Eugenios venait d'arriver aux abords de la tour, le soleil l'éblouissait, il avançait sans réfléchir, une seule pensée guidant ses pas.
Elle se dressait devant lui, fière et infranchissable, immense et inaccessible, Babel... Babel la grande. Babel la désirée. Babel la perfide. Source de tellement de discordes et pourtant tellement enviée.
Et Eugenios avançait. Il leva son regard vers la cîme de la ziqqurat, folie des Dieux et affliction des hommes. Plongeant au milieu des nuages, le haut de cette grandeur, invisible à ses yeux de pauvre mortel, attirait tant de convoitise et de trahison. Et il avançait toujours.
Il franchit les grilles, lui pitoyable humain, si insignifiant à côté d'Elle. Elle était belle, Elle était noble, Elle était traitresse...
Il avançait au travers du parvis de la tour, ralentissant sa course plus l' entrée s'approchait, la peur commençant à reprendre ses droits, la raison refaisant surface sous la folie.
Ce ne fut qu'une fois sa lucidité retrouvée, qu'il se souvint d'un détail.
On ne pouvait accéder à la Tour.
Elle s'y refusait.
Alors pourquoi...?
Pourquoi avait-il put l'approcher?
Il continua son avancé,les derniers mots du jeune novice résonnant dans son esprit, martellement de tambour au milieu de ses pensées brumeuses, lorsqu'un détail attira son regard, un détail qui se précisa à sa vue. Quelque chose qu'il ne remarqua qu'une fois arrivé à la porte de cette immensité.
Et il comprit.
Il avait perdu contre elle...
Un morceau d'étoffe était coincé dans l'encadrement de la porte de Babel, un tissu qu' il aurait reconnu n'importe où, pour l'avoir vu si souvent. Un vêtement que son Dieu portait encore le matin même. Une étoffe teintée de rouge...
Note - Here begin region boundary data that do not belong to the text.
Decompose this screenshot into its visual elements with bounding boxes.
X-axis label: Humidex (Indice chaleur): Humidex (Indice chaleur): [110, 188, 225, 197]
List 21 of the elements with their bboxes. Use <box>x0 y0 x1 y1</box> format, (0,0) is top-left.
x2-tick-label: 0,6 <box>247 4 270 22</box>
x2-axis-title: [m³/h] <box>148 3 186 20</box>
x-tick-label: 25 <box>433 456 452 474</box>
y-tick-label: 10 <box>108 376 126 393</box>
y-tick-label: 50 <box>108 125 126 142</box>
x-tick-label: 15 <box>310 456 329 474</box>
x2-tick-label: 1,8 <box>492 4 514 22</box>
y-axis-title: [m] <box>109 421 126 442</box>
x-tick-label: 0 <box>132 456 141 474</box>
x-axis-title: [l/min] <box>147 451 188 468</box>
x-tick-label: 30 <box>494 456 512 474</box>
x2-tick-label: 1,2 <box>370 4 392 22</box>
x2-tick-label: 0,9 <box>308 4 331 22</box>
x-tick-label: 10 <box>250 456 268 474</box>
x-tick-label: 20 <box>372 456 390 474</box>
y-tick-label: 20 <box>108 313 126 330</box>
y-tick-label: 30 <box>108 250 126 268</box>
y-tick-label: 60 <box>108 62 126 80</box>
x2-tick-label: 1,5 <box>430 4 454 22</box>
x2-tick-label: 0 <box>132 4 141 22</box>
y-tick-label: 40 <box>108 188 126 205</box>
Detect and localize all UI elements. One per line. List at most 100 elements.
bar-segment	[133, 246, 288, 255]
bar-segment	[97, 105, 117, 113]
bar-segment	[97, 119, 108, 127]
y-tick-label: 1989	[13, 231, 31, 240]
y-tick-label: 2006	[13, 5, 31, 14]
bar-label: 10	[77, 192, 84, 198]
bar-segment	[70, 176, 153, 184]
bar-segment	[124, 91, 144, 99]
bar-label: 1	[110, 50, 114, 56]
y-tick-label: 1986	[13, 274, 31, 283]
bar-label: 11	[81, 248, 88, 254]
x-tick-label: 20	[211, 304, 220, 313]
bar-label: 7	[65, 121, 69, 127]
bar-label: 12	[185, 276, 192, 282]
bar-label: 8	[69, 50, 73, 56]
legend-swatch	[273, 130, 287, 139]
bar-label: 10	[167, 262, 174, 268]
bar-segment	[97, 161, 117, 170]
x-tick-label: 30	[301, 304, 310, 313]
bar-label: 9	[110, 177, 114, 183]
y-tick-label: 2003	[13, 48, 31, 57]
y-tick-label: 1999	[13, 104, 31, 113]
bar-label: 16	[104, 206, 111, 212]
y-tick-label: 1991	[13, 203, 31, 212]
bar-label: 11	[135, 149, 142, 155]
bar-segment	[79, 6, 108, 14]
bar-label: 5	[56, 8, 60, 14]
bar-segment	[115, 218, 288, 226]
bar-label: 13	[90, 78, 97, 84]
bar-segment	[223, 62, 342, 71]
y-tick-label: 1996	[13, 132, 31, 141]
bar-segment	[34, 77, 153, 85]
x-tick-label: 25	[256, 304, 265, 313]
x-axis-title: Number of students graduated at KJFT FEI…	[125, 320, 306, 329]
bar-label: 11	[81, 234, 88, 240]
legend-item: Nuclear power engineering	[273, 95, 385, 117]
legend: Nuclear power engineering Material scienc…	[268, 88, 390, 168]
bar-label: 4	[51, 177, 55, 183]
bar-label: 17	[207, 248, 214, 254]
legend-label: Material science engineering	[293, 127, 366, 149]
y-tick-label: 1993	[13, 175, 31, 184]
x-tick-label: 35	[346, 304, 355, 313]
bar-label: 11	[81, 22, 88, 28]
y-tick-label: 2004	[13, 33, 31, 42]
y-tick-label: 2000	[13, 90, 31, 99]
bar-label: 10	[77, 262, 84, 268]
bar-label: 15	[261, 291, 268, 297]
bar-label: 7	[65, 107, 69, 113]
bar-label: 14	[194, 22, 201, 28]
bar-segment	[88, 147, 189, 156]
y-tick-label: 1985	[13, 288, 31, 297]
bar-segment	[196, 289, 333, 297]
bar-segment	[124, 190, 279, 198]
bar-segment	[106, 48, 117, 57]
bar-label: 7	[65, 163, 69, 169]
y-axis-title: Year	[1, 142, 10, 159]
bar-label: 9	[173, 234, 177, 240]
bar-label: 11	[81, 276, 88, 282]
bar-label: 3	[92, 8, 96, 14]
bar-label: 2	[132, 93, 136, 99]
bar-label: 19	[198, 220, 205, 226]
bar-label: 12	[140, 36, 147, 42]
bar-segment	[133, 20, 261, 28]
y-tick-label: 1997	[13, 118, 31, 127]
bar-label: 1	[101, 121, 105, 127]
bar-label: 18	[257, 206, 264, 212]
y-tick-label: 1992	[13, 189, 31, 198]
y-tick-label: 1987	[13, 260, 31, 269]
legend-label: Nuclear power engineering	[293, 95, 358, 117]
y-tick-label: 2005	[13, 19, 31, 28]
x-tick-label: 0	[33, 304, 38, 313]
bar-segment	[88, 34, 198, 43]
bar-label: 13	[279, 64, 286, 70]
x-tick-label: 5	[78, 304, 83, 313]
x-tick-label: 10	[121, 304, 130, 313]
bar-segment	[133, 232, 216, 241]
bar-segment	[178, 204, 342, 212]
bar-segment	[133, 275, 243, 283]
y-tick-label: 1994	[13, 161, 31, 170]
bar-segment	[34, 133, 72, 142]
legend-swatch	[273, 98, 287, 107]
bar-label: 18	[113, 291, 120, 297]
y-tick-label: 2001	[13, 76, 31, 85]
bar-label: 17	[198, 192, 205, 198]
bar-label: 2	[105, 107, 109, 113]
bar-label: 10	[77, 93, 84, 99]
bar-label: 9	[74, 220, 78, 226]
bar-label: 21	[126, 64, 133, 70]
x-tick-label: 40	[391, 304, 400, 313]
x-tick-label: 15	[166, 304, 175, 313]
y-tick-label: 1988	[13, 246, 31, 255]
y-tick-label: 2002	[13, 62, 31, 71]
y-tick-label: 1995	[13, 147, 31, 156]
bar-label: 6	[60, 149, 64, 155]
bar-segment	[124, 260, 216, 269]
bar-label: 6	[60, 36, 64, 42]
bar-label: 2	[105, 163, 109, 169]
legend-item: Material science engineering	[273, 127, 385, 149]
Mais il ne put aller plus loin, la porte refusait de s'ouvrir, ce n'est que lorsqu'il se détourna d'elle qu'un grincement sinistre attira son attention, Babel allait-elle lui dévoiler ses secrets?
Mais elle ne s'ouvrit que sur quelques centimètres, pas assez malheureusement pour passer, mais assez pour liberer l'étoffe prisonnière de son entrave.